Scripps's murrelet feeds at sea (but on average not as far from land as Guadalupe murrelet), often in association with large pelagic predatory fish like tuna, on larval fish like anchovies, sardines and Sebastes rockfish. Like all auks it is a wing-propelled diver, chasing down prey under the water with powerful wingbeats. There is some speculation that it may feed cooperatively in pairs, as it is almost always observed in pairs, even during the non-breeding season. It flies well, and can take off without taxiing.

It nests in loose scattered colonies on arid islands, typically in small crevices and caves and under dense bushes. It returns to the colony only at night, laying two eggs which are incubated for about a month. As in other synthliboramphine murrelet species (e.g. the ancient murrelet) the chicks are highly precocial, leaving the nest within two days of hatching and running actively towards the sea, where the parents call to them. Once at sea the family swims to offshore waters.

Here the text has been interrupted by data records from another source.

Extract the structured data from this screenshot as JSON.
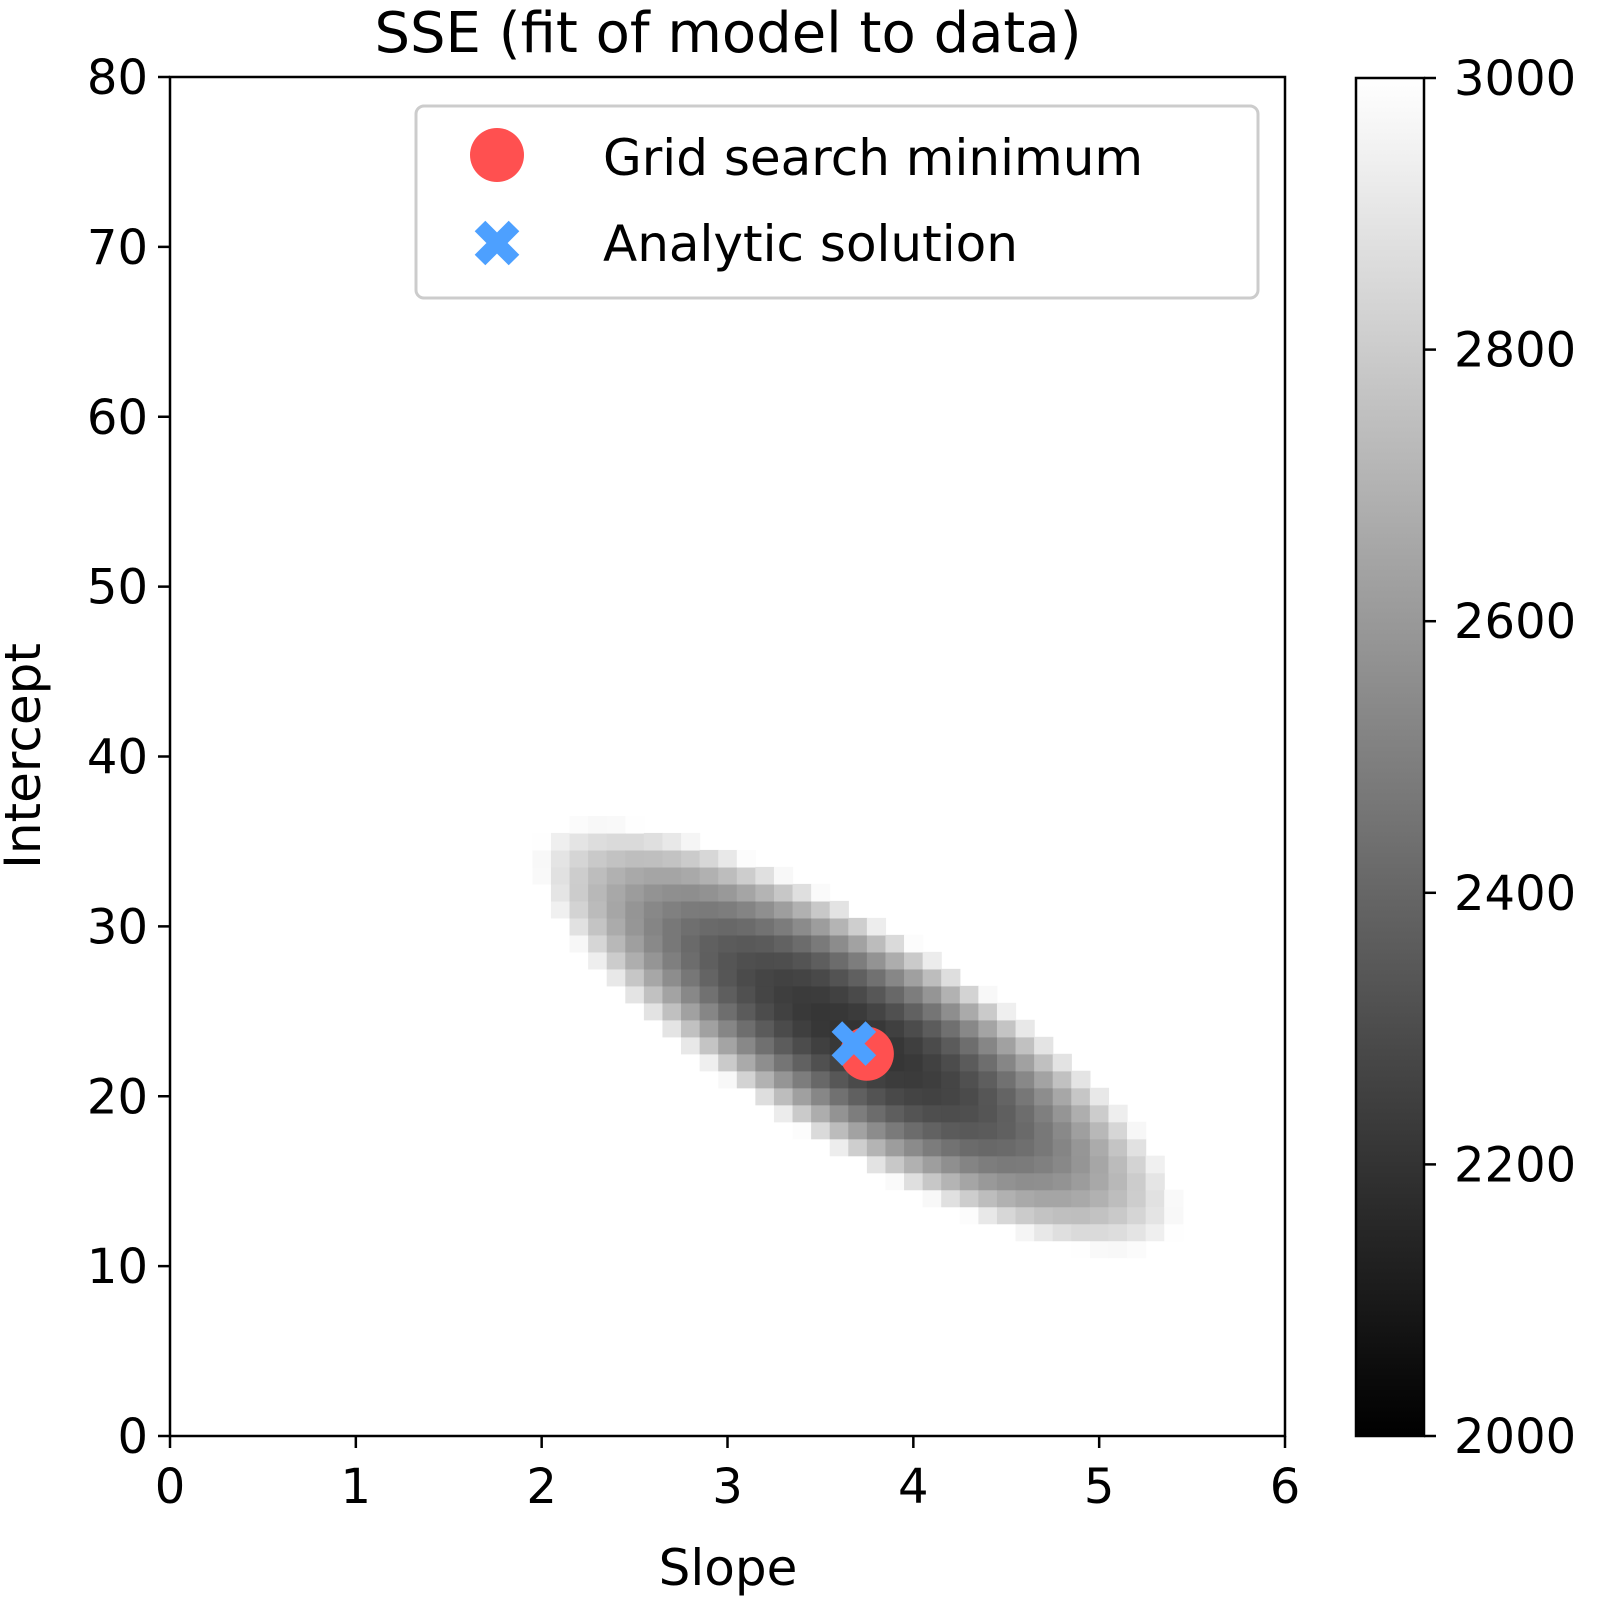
{
  "chart_data": {
    "type": "heatmap",
    "title": "SSE (fit of model to data)",
    "xlabel": "Slope",
    "ylabel": "Intercept",
    "xlim": [
      0,
      6
    ],
    "ylim": [
      0,
      80
    ],
    "x_ticks": [
      "0",
      "1",
      "2",
      "3",
      "4",
      "5",
      "6"
    ],
    "y_ticks": [
      "0",
      "10",
      "20",
      "30",
      "40",
      "50",
      "60",
      "70",
      "80"
    ],
    "colormap": "gray",
    "colorbar": {
      "range": [
        2000,
        3000
      ],
      "ticks": [
        "2000",
        "2200",
        "2400",
        "2600",
        "2800",
        "3000"
      ]
    },
    "heatmap": {
      "grid_x_step": 0.1,
      "grid_y_step": 1,
      "minimum_value": 2200,
      "center": [
        3.72,
        23
      ],
      "major_axis_direction": [
        1,
        -14
      ],
      "extent_along_major": [
        2.2,
        37
      ],
      "extent_along_major_end": [
        5.2,
        10
      ],
      "cap_value": 3000
    },
    "series": [
      {
        "name": "Grid search minimum",
        "marker": "circle",
        "color": "#ff5050",
        "x": 3.75,
        "y": 22.5
      },
      {
        "name": "Analytic solution",
        "marker": "x",
        "color": "#4da0ff",
        "x": 3.68,
        "y": 23.1
      }
    ],
    "legend": {
      "position": "top-right"
    }
  }
}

Little is known about their time at sea due to difficulties in studying them in this habitat. A female shot at Isla Guadalupe at the end of June was moulting its primary remiges (flight feathers) and unable to fly.

==Status and conservation==
By the end of the 20th century, the Xantus's murrelet complex was considered to be among the most endangered species of auk. This has changed since, but not because the present species' status has improved, but because other auks have become rarer.

Scripps's murrelet is mainly threatened by oil spills, as much of its population lives near the busy shipping lanes connecting Los Angeles to other ports. Because a large part of its small population nests in such a small area, a single catastrophic oil spill could have far reaching implications. It is also threatened by introduced species such as rats and feral cats; this threat has been lessened lately by efforts to restore its habitat by removing introduced predators. In 2001 and 2002, Island Conservation, the Channel Islands National Park, California Department of Fish and Game, the U.S. Fish and Wildlife Service, and the National Oceanic and Atmospheric Administration removed invasive rats from Anacapa Island. This effort was paid for by a trust fund from an oil spill settlement.